My research group is focused on the fundamental mechanisms that carry out DNA repair and DNA damage tolerance in bacteria, to find new ways to combat antimicrobial resistance. We use biochemistry and microbiology, combined with x-ray crystallography, small-angle x-ray scattering and atomic force microscopy to find the key protein-protein and protein-DNA interactions underlying DNA repair mechanisms.

Statement

It would be an honour to be the Canadian representative for the ACA. The ACA was my first major research meeting as a graduate student and was pivotal for my PhD. I presented a poster on a crystal structure I was having trouble phasing, but from discussions at the poster, was given an idea that led to me solving the structure and earning my PhD. Louise Dawe and David Rose also judged my poster, and it won the Louis Delbaere Pauling poster prize. It was the first meeting where I saw how collegial and supportive our structural community is. Now as an assistant professor, I have been involved in the ACA as poster co-chair, both virtually (2021) and in-person (2022).
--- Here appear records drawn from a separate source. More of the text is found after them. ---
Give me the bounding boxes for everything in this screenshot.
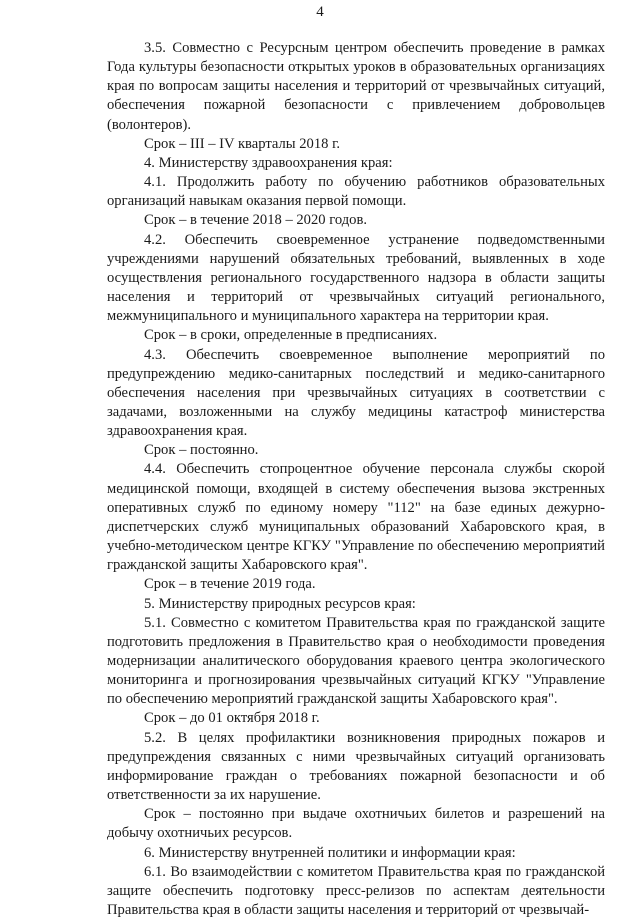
deadline-4-1: Срок – в течение 2018 – 2020 годов.	[144, 212, 367, 229]
paragraph-5-2: 5.2. В целях профилактики возникновения природных пожаров и предупреждения связанных с ними чрезвычайных ситуаций организовать информирование граждан о требованиях пожарной безопасности и об ответственности за их нарушение.	[107, 729, 605, 804]
paragraph-4-2: 4.2. Обеспечить своевременное устранение подведомственными учреждениями нарушений обязательных требований, выявленных в ходе осуществления регионального государственного надзора в области защиты населения и территорий от чрезвычайных ситуаций регионального, межмуниципального и муниципального характера на территории края.	[107, 231, 605, 325]
paragraph-4-3: 4.3. Обеспечить своевременное выполнение мероприятий по предупреждению медико-санитарных последствий и медико-санитарного обеспечения населения при чрезвычайных ситуациях в соответствии с задачами, возложенными на службу медицины катастроф министерства здравоохранения края.	[107, 346, 605, 440]
paragraph-3-5: 3.5. Совместно с Ресурсным центром обеспечить проведение в рамках Года культуры безопасности открытых уроков в образовательных организациях края по вопросам защиты населения и территорий от чрезвычайных ситуаций, обеспечения пожарной безопасности с привлечением добровольцев (волонтеров).	[107, 40, 605, 133]
section-4-heading: 4. Министерству здравоохранения края:	[144, 154, 393, 171]
paragraph-5-1: 5.1. Совместно с комитетом Правительства края по гражданской защите подготовить предложения в Правительство края о необходимости проведения модернизации аналитического оборудования краевого центра экологического мониторинга и прогнозирования чрезвычайных ситуаций КГКУ "Управление по обеспечению мероприятий гражданской защиты Хабаровского края".	[107, 614, 605, 708]
deadline-3-5: Срок – III – IV кварталы 2018 г.	[144, 135, 341, 152]
paragraph-6-1: 6.1. Во взаимодействии с комитетом Правительства края по гражданской защите обеспечить подготовку пресс-релизов по аспектам деятельности Правительства края в области защиты населения и территорий от чрезвычай-	[107, 863, 605, 919]
section-6-heading: 6. Министерству внутренней политики и информации края:	[144, 844, 516, 861]
deadline-5-2: Срок – постоянно при выдаче охотничьих билетов и разрешений на добычу охотничьих ресурсов.	[107, 806, 605, 842]
deadline-4-3: Срок – постоянно.	[144, 442, 259, 459]
document-body	[107, 39, 605, 920]
section-5-heading: 5. Министерству природных ресурсов края:	[144, 595, 416, 612]
deadline-4-2: Срок – в сроки, определенные в предписаниях.	[144, 327, 438, 344]
page-number: 4	[316, 4, 324, 20]
deadline-4-4: Срок – в течение 2019 года.	[144, 576, 316, 593]
paragraph-4-4: 4.4. Обеспечить стопроцентное обучение персонала службы скорой медицинской помощи, входящей в систему обеспечения вызова экстренных оперативных служб по единому номеру "112" на базе единых дежурно-диспетчерских служб муниципальных образований Хабаровского края, в учебно-методическом центре КГКУ "Управление по обеспечению мероприятий гражданской защиты Хабаровского края".	[107, 461, 605, 574]
paragraph-4-1: 4.1. Продолжить работу по обучению работников образовательных организаций навыкам оказания первой помощи.	[107, 174, 605, 210]
deadline-5-1: Срок – до 01 октября 2018 г.	[144, 710, 320, 727]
Our poster presenters showcase an amazing breadth of research, where structure can be macromolecular, small molecule, powders, materials, and more, and really emphasize how important structure is to science. Being involved with the ACA so far has allowed me to connect with colleagues, where structure is our common language and I have found it to be an extremely supportive scientific community. I want to show others how amazing our ACA is, and as the Canadian representative for the ACA, I want to continue to engage people and encourage our Canadian members to be involved in this community, as well as encouraging our up-and-coming structural scientists. With the advent of AlphaFold/ColabFold for macromolecular structure, it’s even more important for all scientists to understand structural science and is something I continue to promote when supporting students in the x-ray facility I co-manage, as well as teaching my undergraduate course on the structure and function of macromolecules. If given the opportunity to be the Canadian representative on the ACA, I look forward to building on Gerald Audette’s excellent work in engaging the Canadian structural science community, representing the needs of the Canadian contingent, and promoting Canadian involvement in the ACA.